あなたはいいかもしれないけれど、こっちは心配で恐ろしくてたまらないわ。


気が気じゃないのよ。


フランス人である私がこんなこと言いたくないけれど。


この国が絶対に安全だと胸を張れる自信なんて、どこにも無いもの。


もし、万が一、あなたの身に何かあったら。


私は、あなたのご両親に何て言えばいいのか。


おそらく、そんな感じの事をジョゼットは言っていたのだと思う。


あまりにも早口で、正直、何を言っているのか半分くらいしか理解できなかったけれど。


「he,Kaho……」


私は意地悪で言っているんじゃなにのよ、とジョゼットは華奢な肩をすくめた。


「Oui」


分かっている。


ジョゼットが意地悪な子じゃないことも、本当に心から私の心配をして言ってくれているということだって。


ジョゼットは同い年とは思えないほどしっかり者で、とても面倒見が良くて、いちばんに友人関係を大切に思っているような子なのだ。


「mais,aller (でも、行くわ)」


それでもききわけのない私に、


「avoir des vertiges……(眩暈がするわ)」


と、ジョゼットは目頭を押さえて、ふかふかのソファーに背中から倒れ込んだ。


それでもしつこく説得していると、


「D'accord (オーケー)」


なら、いい方法がひとつだけあるかもしれない、と私とジョゼットの間に割って入って来たのはパスカルだった。

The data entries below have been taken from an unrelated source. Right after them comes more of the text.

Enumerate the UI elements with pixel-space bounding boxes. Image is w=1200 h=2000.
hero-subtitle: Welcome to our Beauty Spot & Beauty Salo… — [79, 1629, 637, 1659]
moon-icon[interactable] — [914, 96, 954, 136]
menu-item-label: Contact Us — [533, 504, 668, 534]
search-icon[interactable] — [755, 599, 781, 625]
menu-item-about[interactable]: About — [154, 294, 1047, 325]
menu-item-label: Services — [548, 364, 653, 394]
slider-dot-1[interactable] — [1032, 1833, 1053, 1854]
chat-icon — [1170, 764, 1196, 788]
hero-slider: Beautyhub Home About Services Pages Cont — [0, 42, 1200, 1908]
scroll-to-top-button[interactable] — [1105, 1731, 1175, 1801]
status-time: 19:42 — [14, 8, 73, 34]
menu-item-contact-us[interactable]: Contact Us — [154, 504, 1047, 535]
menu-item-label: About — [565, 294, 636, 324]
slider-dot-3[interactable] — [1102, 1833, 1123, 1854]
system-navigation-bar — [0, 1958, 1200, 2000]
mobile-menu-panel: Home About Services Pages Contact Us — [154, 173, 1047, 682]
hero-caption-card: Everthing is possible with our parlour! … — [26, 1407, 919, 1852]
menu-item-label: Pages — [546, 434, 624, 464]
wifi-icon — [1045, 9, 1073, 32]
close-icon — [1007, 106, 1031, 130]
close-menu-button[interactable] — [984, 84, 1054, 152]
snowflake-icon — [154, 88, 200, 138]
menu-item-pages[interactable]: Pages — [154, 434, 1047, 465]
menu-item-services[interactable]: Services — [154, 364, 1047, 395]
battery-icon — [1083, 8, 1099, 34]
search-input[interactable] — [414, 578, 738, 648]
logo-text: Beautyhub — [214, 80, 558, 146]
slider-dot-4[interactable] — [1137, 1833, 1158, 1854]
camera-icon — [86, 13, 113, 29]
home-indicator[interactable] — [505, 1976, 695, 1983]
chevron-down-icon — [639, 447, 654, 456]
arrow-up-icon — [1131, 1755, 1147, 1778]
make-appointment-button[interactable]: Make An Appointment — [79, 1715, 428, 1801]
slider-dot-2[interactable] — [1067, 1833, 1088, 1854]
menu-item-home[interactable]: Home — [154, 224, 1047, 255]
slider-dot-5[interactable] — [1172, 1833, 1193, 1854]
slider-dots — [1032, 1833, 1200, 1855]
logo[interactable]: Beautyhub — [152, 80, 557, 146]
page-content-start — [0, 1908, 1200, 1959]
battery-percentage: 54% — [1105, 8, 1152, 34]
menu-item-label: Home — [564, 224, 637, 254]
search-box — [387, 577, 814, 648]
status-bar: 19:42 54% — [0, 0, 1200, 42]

パスカルの瞳は、深い深い湖のようなエメラルドグリーン色で、不思議と心が休まるのだった。


冷静になれるのだ。


特に、その穏やかな優しい話し方が。


「Kaho」


パスカルは私の頭を弾くように優しい力で撫でて、


「Tu es ambitieux (君は野心家なんだね)」


日本の女の子はおてんばなのかな、と笑った。


そして、携帯電話で誰かにコンタクトを取り、手短に話し終えたあと、私に条件を提示してきた。